When Santa Fe Trail was released in 1940 it was to general critical acclaim. Though it is in no way a classic like Gone With the Wind, it's view of the coming Civil War is not too dissimilar from the David O. Selznick film that also had Olivia DeHavilland as one of its stars. It was a popularly held view of the time, the abolitionists were well intentioned rabble rousers who brought on the Civil War and as Errol Flynn as J.E.B. Stuart says, the south will settle the slavery issue in its own time.
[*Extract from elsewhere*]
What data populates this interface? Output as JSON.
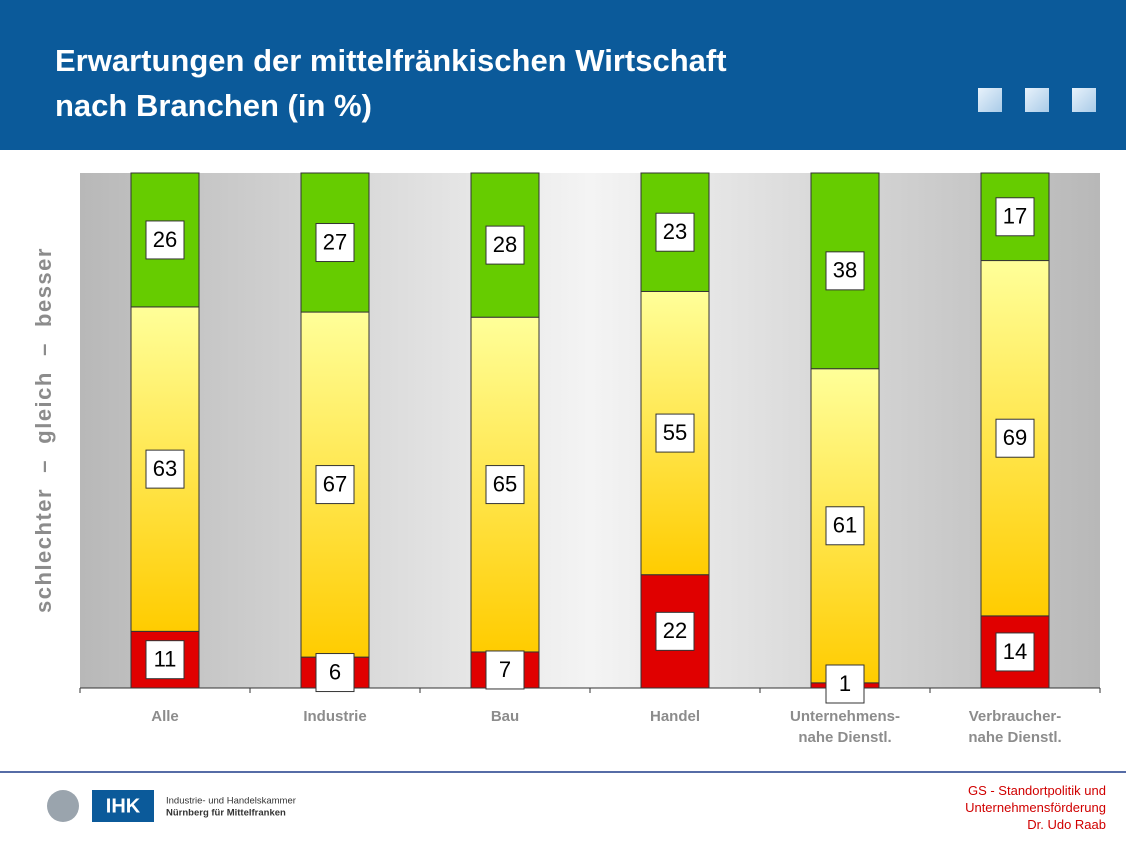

Back in the day even in A westerns like Santa Fe Trail, liberal use of the facts involving noted historical figures was taken. The fact that Stuart, Custer, Longstreet, Pickett, Sheridan, and Hood would all graduate West Point in the same class was really a minor bending of the rules. The following year with Errol Flynn as Custer in They Died With Their Boots On, they got Custer's graduation class right, but then compounded his life with more errors.
One interesting fact that no one mentions in this film is Henry O'Neill as the real life Cyrus K. Holliday (1826-1900) who considerably outlived just about everyone portrayed in the film. He's of critical importance in Kansas history as having built the Santa Fe railroad. His children neither went to West Point as William Lundigan, did graduating with all these Civil War heroes, nor did his daughter wind up marrying one.
Olivia DeHavilland playing her usual heroine, gets out of the crinoline for a bit as a Calamity Jane type daughter to Henry O'Neill. I have to say she showed quite a bit more spunk than her normal range of leading ladies at the time at Warner Brothers. She certainly Errol Flynn and Ronald Reagan as George A. Custer on their toes.
If people remember anything at all about Santa Fe Trail today it is Raymond Massey as the fanatical John Brown. Yet even there, Brown has his hypocritical moments when he's quite ready to let a barn full of recent runaway slaves burn down so he can kill Errol Flynn in it. It doesn't ring true with the character as defined by Massey, I fault the scriptwriters there. Massey repeated his John Brown character in the later Seven Men From Now. Other than Abraham Lincoln it is the role that actor is most identified with.
As an action western though, Santa Fe Trail can't be beat. The battle scene with the army breaking John Brown's siege at Harper's Ferry is well staged. You really do think you are at Harper's Ferry watching a newsreel.
Though it never was history and hasn't worn well in its interpretation, western fans will still like Santa Fe Trail.